Advertisement

Cursive Matters, and Other News

By

On the Shelf

Cursive

Image via Wikimedia Commons

  • A new history argues that Joyce suffered from syphilis.
  • And a new study suggests unique cognitive benefits to learning to write in cursive: “In alexia, or impaired reading ability, some individuals who are unable to process print can still read cursive, and vice versa—suggesting that the two writing modes activate separate brain networks and engage more cognitive resources … cursive writing may train self-control ability in a way that other modes of writing do not, and some researchers argue that it may even be a path to treating dyslexia.”
  • In an ancient Chinese tomb, archaeologists have found three-thousand-year-old pants. “These pants, which were recovered from a tomb in China, are about four hundred years older than the previous record holder for ‘oldest pants.’”
  • At the Tate, “Crowds gather at the heart of Henri Matisse: The Cut-Outs, drawn to an artless home movie showing the master at work.
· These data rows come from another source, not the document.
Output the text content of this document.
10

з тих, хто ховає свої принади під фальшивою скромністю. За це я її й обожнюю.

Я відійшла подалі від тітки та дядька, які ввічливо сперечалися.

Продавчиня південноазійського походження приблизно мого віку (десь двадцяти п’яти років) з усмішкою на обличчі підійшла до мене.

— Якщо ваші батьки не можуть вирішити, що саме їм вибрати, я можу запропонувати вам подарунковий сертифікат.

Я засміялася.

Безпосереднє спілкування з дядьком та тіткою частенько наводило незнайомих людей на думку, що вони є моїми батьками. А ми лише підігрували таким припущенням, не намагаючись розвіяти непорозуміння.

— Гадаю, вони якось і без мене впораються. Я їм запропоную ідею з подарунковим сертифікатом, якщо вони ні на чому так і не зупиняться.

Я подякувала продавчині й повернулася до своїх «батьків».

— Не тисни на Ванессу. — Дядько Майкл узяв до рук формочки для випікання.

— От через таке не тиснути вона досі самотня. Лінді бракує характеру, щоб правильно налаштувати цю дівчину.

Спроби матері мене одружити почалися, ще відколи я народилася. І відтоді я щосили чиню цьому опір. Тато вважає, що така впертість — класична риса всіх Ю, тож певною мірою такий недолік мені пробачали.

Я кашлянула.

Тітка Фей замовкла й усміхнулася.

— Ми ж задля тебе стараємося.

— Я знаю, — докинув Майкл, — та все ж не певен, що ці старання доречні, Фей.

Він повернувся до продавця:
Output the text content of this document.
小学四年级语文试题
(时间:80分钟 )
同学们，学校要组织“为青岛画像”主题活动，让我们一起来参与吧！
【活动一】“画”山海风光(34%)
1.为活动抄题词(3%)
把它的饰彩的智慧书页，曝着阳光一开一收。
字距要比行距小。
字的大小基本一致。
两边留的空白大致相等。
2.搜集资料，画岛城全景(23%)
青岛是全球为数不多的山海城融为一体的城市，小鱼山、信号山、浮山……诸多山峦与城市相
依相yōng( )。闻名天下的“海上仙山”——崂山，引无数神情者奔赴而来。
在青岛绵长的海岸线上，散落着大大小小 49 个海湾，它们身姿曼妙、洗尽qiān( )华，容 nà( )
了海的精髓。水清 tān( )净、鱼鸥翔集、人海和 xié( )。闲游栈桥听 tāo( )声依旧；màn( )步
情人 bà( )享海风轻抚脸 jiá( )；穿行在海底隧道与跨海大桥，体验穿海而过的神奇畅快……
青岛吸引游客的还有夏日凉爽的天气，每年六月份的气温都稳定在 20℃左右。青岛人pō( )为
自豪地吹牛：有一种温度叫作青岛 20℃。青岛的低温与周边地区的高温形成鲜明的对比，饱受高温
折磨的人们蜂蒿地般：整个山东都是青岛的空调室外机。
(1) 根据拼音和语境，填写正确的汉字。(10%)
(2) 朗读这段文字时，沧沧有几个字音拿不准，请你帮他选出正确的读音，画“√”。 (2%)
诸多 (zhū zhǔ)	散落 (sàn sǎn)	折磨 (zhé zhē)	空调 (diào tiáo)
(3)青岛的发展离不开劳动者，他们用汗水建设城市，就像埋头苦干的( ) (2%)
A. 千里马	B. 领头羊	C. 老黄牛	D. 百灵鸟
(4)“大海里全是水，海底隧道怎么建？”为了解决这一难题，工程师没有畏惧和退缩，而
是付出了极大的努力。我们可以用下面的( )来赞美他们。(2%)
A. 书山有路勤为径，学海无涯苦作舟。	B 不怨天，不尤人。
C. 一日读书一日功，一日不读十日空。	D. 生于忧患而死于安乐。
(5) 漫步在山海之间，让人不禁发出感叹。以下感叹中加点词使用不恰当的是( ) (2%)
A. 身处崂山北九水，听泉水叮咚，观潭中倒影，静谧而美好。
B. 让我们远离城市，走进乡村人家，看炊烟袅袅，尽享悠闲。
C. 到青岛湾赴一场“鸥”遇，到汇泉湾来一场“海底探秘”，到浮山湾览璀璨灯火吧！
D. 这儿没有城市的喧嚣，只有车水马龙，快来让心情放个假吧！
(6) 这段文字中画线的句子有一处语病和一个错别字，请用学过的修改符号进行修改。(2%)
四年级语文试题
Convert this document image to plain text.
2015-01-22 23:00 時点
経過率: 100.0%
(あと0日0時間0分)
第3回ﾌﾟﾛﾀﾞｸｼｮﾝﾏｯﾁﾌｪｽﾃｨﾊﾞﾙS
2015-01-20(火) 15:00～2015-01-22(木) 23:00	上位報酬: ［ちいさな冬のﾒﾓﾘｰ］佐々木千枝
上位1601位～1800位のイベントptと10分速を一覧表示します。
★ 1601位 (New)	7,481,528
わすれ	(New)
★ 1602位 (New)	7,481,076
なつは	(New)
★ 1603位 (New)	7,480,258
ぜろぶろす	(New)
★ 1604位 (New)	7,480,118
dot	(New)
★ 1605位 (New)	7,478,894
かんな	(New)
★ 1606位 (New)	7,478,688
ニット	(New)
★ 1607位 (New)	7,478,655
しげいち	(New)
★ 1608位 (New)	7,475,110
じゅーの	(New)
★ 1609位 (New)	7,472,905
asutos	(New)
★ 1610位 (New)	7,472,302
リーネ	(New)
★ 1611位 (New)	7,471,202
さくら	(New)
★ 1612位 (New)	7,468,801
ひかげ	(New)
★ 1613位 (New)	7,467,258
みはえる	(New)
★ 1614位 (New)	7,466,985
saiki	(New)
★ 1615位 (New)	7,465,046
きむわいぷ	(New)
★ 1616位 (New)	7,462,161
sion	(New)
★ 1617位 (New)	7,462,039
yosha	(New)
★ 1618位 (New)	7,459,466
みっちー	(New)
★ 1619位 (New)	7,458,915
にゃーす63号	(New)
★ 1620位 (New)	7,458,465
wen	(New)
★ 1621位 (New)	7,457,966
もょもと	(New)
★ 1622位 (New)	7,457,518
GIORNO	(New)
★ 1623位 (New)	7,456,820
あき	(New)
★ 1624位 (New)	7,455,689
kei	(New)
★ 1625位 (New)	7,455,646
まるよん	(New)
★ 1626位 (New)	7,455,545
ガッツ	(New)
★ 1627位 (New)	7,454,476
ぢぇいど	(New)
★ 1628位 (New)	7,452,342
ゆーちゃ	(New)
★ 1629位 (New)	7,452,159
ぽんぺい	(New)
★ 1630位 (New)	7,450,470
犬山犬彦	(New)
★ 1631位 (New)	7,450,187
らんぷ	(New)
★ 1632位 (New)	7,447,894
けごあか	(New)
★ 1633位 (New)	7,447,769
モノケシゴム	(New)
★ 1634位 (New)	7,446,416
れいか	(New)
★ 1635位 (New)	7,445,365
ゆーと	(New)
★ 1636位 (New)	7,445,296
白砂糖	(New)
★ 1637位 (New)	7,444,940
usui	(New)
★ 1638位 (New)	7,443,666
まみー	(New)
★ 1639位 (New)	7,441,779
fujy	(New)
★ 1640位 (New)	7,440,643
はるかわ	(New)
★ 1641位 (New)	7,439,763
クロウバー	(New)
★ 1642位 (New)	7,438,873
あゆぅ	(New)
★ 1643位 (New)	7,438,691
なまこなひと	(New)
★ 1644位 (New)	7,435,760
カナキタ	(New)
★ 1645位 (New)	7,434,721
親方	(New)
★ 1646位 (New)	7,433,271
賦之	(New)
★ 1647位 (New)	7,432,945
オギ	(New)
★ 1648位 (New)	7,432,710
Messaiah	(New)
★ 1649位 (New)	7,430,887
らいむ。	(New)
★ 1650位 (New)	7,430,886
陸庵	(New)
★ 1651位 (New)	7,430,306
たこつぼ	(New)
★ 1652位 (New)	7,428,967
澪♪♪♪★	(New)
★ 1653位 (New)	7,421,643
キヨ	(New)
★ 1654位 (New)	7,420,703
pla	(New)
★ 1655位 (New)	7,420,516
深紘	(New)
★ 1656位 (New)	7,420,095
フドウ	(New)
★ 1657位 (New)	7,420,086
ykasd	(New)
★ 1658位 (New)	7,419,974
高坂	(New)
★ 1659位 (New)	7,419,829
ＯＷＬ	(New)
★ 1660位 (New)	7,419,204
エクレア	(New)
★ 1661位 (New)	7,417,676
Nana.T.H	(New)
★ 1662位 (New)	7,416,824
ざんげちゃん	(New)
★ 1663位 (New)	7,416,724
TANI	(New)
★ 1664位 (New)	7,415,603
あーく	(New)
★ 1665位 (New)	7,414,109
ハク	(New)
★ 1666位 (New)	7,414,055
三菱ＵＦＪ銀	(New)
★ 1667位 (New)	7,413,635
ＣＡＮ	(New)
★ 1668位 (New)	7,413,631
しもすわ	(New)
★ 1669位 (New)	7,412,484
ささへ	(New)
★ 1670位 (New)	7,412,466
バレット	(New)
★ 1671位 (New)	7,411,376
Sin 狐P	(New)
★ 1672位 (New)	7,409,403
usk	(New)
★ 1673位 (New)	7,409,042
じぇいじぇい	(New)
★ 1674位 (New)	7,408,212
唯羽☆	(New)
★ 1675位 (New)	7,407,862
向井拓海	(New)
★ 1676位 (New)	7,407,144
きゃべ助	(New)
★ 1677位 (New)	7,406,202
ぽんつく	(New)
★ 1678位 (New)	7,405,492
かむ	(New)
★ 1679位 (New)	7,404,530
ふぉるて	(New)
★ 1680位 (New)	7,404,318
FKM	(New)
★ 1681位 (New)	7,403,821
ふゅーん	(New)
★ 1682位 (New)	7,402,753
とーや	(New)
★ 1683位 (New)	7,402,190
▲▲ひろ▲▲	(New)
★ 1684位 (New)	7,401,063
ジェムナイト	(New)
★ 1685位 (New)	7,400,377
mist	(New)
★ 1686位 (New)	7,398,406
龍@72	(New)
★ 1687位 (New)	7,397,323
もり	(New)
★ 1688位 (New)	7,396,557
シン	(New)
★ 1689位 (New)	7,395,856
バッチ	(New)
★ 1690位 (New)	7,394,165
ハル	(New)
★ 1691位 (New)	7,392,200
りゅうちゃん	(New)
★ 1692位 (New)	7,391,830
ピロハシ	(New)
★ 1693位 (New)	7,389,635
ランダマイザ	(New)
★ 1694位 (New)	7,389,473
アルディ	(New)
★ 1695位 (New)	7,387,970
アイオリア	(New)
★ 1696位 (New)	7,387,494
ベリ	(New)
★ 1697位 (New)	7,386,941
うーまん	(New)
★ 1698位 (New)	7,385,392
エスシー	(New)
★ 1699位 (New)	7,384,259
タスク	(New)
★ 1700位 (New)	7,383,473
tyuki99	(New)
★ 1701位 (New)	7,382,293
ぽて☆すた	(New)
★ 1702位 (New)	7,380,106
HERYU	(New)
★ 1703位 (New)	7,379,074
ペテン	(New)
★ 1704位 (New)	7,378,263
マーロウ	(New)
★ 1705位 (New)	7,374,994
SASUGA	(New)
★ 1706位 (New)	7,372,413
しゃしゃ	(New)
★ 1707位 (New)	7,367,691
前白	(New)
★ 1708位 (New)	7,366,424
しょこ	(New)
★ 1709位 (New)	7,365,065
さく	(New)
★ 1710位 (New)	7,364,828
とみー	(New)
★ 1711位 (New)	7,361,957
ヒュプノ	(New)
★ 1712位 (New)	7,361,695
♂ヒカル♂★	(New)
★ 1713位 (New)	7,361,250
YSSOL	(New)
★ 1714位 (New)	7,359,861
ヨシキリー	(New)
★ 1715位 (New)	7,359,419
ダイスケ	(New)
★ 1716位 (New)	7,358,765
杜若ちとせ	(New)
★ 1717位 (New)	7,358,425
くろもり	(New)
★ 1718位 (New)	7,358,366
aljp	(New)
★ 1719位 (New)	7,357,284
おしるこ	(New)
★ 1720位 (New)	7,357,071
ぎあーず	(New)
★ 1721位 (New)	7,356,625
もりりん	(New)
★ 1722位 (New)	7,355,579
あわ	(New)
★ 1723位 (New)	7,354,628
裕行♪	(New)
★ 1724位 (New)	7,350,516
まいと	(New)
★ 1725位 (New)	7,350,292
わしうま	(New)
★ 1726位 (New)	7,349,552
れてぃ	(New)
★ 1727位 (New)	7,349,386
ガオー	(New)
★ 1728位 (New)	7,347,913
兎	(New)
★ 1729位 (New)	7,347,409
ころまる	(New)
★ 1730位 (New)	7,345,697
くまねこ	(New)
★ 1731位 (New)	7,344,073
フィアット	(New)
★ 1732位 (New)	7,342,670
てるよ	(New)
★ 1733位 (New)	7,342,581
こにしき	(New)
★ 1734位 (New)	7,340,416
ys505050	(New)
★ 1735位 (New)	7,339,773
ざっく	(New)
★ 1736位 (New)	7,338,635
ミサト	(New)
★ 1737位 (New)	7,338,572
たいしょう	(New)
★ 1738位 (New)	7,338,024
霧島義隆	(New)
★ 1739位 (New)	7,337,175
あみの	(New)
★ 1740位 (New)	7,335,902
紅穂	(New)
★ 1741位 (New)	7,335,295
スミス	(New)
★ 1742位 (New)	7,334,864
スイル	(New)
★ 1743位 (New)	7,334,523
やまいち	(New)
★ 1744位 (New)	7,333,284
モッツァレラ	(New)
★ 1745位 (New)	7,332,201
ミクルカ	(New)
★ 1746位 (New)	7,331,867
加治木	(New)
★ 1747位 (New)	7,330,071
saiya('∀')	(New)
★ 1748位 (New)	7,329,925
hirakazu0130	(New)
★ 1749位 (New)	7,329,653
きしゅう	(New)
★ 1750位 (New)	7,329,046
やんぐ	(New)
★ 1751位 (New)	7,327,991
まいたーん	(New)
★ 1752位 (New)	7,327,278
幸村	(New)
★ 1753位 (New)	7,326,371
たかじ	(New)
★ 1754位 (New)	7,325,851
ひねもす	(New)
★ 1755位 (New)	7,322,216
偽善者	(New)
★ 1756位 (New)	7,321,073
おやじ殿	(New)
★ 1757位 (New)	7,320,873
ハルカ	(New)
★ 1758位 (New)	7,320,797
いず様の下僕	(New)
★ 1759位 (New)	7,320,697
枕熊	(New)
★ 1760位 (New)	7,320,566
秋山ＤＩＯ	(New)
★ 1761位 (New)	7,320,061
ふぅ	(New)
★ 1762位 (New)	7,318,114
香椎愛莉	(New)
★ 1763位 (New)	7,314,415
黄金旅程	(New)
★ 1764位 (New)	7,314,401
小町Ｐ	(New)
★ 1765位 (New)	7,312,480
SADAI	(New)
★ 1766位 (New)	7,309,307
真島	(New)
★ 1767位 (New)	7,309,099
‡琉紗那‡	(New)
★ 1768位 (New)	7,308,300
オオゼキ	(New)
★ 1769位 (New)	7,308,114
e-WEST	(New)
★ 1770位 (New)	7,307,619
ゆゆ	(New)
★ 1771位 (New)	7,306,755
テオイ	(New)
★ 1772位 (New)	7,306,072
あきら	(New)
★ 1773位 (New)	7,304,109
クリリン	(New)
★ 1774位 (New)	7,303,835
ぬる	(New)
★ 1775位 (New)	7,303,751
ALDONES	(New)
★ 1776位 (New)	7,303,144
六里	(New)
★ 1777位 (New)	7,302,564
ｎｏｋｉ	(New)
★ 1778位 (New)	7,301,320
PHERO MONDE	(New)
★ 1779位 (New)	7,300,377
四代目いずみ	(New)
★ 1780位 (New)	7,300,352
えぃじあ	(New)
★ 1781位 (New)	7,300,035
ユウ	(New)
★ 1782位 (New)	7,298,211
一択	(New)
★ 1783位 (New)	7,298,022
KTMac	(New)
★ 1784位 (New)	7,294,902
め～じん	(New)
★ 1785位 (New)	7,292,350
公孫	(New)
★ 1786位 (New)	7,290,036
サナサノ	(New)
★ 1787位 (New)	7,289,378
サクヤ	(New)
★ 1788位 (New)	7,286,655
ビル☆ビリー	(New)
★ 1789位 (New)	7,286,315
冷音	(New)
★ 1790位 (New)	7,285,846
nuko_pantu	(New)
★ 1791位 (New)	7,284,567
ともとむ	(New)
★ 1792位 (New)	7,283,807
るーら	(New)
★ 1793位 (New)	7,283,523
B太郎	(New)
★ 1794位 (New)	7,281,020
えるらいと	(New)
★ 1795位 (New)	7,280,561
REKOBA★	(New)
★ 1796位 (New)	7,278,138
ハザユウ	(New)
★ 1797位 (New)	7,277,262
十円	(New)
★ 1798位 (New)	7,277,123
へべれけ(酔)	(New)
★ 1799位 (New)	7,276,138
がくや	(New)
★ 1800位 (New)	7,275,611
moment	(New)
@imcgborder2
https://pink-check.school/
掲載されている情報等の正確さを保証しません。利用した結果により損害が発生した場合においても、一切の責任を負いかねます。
He looks, and was, extremely unwell … Art for him is the moment at which, to quote a remark he made about Snail, one becomes ‘aware of an unfolding’. ‘At this time of year,’ he wrote to a friend, ‘I always see the dried leaves on your table, catching fire as they pass under your fingers from death to life.’”
  • “Books do indeed furnish a room—but tobacco smoke gives it volume, substance and an aroma.”
  • In the forties, the U.S. Public Health Service gave this pamphlet to anyone whose home had been sprayed with DDT; it includes a poem of sorts. “Stay indoors at night / That is when malaria skeeters bite / But DDT upon your wall / will kill them if they call.”